Third party safety audit on the cards, says CEO of food safety body!
NEW DELHI: The Railways and the Food Safety and Standards Authority of India (FSSAI) will work together to ensure improved safety standards of the food being served in trains. The food regulator said it will also get a third party safety audit done soon.
“Our role will be to partner with the Railways and bring in systemic changes and improvements. Therefore, we will be getting a third party food safety audit done soon. This is not going to be an accounts or a performance audit, but a food safety audit which will help us understand the gaps within their systems in terms food safety,” Pawan Agarwal, CEO, FSSAI told.
The Railways was in the news recently when an incident in the high-profile Tejas Express was reported wherein 24-26 people were hospitalised after “food poisoning”. The Indian Railway Catering and Tourism Corporation (IRCTC), however, denied any food quality issues in its preliminary probe report. Incidentally, CAG in its report, earlier had also termed the food served in trains as “unfit” for human consumption.
In the new catering policy, IRCTC has called for zones of the Indian Railways or IRCTC to ensure good quality and hygienic food to passengers.
However, ensuring quality processes across the supply chain for food served is a huge challenge, given that Railways has over 7,000 stations and moves over 2.2 crore passengers every day.
IRCTC serves about four-five lakh meals a day in about 350 trains where it has pantry cars. It will be modernising its base kitchens at 12 locations — where the proposed meal production is expected to be 5.7 lakh a day.
Third party audit of mobile units and base kitchen is to be undertaken by zonal railway periodically, by hiring an independent agency in accordance with Catering Policy 2017.

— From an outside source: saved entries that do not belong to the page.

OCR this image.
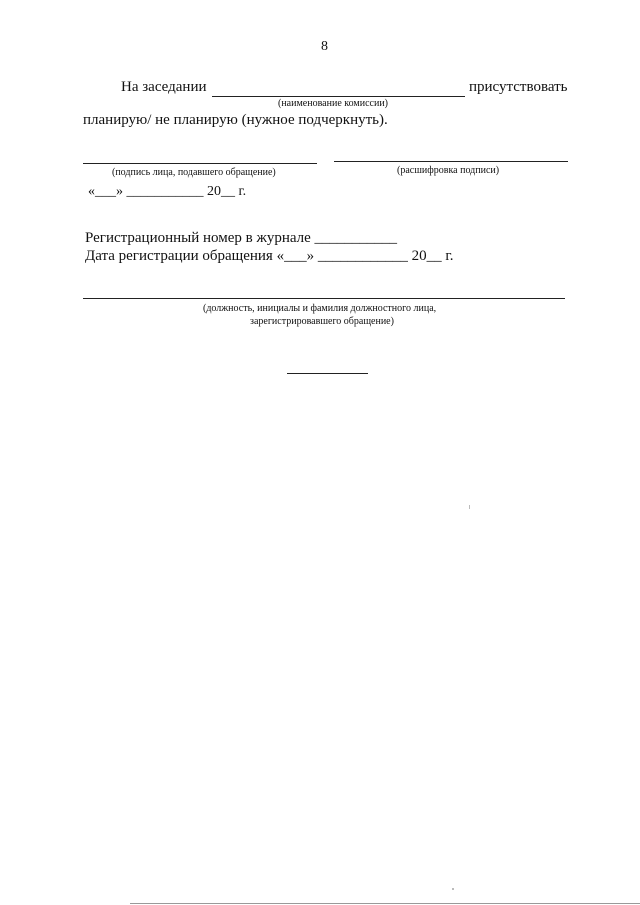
8
На заседании	присутствовать
(наименование комиссии)
планирую/ не планирую (нужное подчеркнуть).
(подпись лица, подавшего обращение)	(расшифровка подписи)
«___» ___________ 20__ г.
Регистрационный номер в журнале ___________
Дата регистрации обращения «___» ____________ 20__ г.
(должность, инициалы и фамилия должностного лица,
зарегистрировавшего обращение)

As regards the premium Tejas Express, which runs between Mumbai and Goa, catering services are optional for passengers and are factored in the fare. However, if a passenger asks for catering services at a later stage, an extra ₹50 per cent per service is levied, in addition to the cost of catering charges.
To spruce up its catering quality, IRCTC plans to set up new kitchens and upgrade the existing ones, which will be owned, operated and managed by it, and it shall be fully accountable for all issues pertaining to the base kitchens and quality of food.
All four base kitchens under departmental operation of Zonal Railways (Nagpur, Chhatrapati Shivaji Maharaj Terminus, Mumbai Central and Balharshah) and all kitchen units — refreshment rooms at A1 and A category stations, Jan Ahaar, Cell Kitchens shall be handed over to IRCTC on ‘as is where is basis’.
It also plans to introduce station based e-catering, pre-cooked food (‘ready to eat’ meals) , operation of centralised Catering Service Monitoring Cell for prompt redressal of passenger grievances relating to catering.
However, carrying out a third party safety audit, though desirable, remains a huge challenge with the Railways managing a wide network of catering services spread over 131 base kitchens, 7,957 static catering units, 358 mobile catering units, 164 departmental refreshment rooms, 86 food plazas and 69 fast food units.